The value of the spike_limit_mib configuration option should be selected in a way that ensures that memory usage cannot increase by more than this value within a single memory check interval. Otherwise, memory usage may exceed the hard limit, even if temporarily. A good starting point for spike_limit_mib is 20% of the hard limit. Bigger spike_limit_mib values may be necessary for spiky traffic or for longer check intervals.

Configuration

Please refer to memorylimiter.go for the config spec.

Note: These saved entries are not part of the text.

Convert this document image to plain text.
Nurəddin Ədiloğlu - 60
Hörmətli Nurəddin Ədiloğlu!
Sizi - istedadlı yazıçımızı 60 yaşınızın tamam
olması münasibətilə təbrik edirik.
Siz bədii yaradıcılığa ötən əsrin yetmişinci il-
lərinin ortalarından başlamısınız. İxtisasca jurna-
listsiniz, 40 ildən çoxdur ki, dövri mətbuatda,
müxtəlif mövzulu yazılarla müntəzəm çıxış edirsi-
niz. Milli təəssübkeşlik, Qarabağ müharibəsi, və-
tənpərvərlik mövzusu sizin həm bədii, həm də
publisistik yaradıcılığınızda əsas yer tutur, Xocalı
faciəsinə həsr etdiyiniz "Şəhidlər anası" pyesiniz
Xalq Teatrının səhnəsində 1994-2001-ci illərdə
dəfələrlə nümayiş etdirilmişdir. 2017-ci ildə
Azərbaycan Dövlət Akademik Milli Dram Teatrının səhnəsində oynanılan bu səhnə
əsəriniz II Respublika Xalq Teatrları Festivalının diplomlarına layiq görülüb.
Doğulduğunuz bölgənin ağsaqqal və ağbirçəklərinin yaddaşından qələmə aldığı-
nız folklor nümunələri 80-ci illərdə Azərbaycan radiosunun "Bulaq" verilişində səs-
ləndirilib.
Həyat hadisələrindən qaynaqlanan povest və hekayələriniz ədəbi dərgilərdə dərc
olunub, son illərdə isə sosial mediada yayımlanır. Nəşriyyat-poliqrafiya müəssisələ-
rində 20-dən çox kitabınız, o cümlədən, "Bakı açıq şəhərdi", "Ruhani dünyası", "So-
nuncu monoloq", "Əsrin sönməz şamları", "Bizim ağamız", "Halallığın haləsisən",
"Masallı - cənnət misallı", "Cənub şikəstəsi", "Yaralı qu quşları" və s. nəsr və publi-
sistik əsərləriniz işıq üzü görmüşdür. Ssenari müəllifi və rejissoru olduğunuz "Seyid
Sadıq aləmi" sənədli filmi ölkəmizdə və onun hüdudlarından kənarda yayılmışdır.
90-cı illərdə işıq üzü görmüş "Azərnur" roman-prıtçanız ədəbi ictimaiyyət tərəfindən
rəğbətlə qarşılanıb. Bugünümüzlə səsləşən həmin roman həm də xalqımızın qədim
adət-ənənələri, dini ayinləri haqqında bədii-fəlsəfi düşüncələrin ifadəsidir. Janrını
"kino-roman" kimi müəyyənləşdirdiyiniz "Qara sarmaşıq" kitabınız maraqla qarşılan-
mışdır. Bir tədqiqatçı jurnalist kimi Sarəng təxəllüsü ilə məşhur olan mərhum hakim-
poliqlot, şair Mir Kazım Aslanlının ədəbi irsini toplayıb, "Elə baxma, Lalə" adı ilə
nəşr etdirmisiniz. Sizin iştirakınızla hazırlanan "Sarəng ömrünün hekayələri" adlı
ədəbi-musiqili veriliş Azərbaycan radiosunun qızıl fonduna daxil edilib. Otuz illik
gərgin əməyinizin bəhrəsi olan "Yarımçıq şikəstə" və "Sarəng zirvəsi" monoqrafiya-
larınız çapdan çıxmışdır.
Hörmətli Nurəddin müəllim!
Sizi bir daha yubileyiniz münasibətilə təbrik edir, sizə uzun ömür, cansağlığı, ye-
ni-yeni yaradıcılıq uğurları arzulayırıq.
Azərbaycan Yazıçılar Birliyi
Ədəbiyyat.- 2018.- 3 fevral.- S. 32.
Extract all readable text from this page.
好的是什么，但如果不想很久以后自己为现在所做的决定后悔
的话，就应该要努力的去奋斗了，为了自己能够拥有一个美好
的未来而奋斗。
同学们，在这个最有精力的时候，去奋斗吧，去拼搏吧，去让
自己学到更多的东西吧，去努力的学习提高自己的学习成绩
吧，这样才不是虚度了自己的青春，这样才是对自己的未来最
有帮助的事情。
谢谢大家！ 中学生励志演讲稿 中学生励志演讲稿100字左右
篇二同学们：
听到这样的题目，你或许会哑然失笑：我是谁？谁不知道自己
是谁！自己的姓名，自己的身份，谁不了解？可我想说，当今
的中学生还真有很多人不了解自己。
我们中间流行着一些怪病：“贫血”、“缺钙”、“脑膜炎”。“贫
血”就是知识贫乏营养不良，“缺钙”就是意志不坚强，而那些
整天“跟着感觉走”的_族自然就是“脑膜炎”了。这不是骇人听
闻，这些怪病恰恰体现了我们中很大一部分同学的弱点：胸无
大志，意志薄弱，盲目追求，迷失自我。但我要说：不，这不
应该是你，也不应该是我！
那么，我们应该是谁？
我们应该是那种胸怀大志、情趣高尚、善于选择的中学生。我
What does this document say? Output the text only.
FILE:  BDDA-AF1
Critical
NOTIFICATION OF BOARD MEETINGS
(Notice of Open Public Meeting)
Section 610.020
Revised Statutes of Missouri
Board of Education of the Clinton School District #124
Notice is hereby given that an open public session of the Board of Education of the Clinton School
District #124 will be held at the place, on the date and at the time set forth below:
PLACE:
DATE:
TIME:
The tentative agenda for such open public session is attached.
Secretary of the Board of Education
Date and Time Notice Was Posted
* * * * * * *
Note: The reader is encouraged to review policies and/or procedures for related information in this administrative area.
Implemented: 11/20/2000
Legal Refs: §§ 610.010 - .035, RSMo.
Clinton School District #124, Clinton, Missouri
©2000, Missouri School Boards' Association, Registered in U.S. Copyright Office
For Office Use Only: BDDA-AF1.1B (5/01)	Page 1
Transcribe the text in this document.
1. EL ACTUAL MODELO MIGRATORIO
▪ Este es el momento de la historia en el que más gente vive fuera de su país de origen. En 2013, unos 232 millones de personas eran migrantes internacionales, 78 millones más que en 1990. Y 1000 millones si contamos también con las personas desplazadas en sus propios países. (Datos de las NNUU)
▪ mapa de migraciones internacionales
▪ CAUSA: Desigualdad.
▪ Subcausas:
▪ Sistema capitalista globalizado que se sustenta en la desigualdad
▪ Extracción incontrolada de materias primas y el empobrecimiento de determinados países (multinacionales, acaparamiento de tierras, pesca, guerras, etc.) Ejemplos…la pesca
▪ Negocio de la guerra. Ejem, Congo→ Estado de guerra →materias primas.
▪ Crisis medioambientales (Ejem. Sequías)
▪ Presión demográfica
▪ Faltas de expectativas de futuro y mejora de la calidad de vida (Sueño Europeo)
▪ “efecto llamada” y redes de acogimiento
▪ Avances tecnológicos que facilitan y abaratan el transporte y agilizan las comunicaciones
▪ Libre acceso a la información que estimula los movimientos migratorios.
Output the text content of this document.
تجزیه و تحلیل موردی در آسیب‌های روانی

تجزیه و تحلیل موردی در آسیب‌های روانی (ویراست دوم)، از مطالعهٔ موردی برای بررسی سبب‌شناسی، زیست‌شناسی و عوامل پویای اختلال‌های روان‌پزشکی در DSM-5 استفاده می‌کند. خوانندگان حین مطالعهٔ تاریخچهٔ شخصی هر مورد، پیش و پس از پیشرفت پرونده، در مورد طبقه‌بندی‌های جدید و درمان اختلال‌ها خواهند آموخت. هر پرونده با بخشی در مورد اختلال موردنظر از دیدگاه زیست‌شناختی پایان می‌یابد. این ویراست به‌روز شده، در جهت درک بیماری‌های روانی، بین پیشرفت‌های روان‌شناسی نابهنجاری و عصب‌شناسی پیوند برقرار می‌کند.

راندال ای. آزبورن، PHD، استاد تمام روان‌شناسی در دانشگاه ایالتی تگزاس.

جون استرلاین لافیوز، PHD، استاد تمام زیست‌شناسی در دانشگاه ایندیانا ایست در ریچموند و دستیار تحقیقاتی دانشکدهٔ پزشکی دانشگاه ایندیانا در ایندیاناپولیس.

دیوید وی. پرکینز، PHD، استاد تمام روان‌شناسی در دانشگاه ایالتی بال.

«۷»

The following configuration options must be changed:

  • check_interval (default = 0s): Time between measurements of memory usage. The recommended value is 1 second. If the expected traffic to the Collector is very spiky then decrease the check_interval or increase spike_limit_mib to avoid memory usage going over the hard limit.
  • limit_mib (default = 0): Maximum amount of memory, in MiB, targeted to be allocated by the process heap. Note that typically the total memory usage of process will be about 50MiB higher than this value. This defines the hard limit.
  • spike_limit_mib (default = 20% of limit_mib): Maximum spike expected between the measurements of memory usage. The value must be less than limit_mib. The soft limit value will be equal to (limit_mib - spike_limit_mib). The recommended value for spike_limit_mib is about 20% limit_mib.
  • limit_percentage (default = 0): Maximum amount of total memory targeted to be allocated by the process heap. This configuration is supported on Linux systems with cgroups and it's intended to be used in dynamic platforms like docker. This option is used to calculate memory_limit from the total available memory. For instance setting of 75% with the total memory of 1GiB will result in the limit of 750 MiB. The fixed memory setting (limit_mib) takes precedence over the percentage configuration.
  • spike_limit_percentage (default = 0): Maximum spike expected between the measurements of memory usage. The value must be less than limit_percentage. This option is used to calculate spike_limit_mib from the total available memory. For instance setting of 25% with the total memory of 1GiB will result in the spike limit of 250MiB. This option is intended to be used only with limit_percentage.

Examples:

processors:
  memory_limiter:
    check_interval: 1s
    limit_mib: 4000
    spike_limit_mib: 800
processors:
  memory_limiter:
    check_interval: 1s
    limit_percentage: 50
    spike_limit_percentage: 30

Refer to config.yaml for detailed examples on using the processor.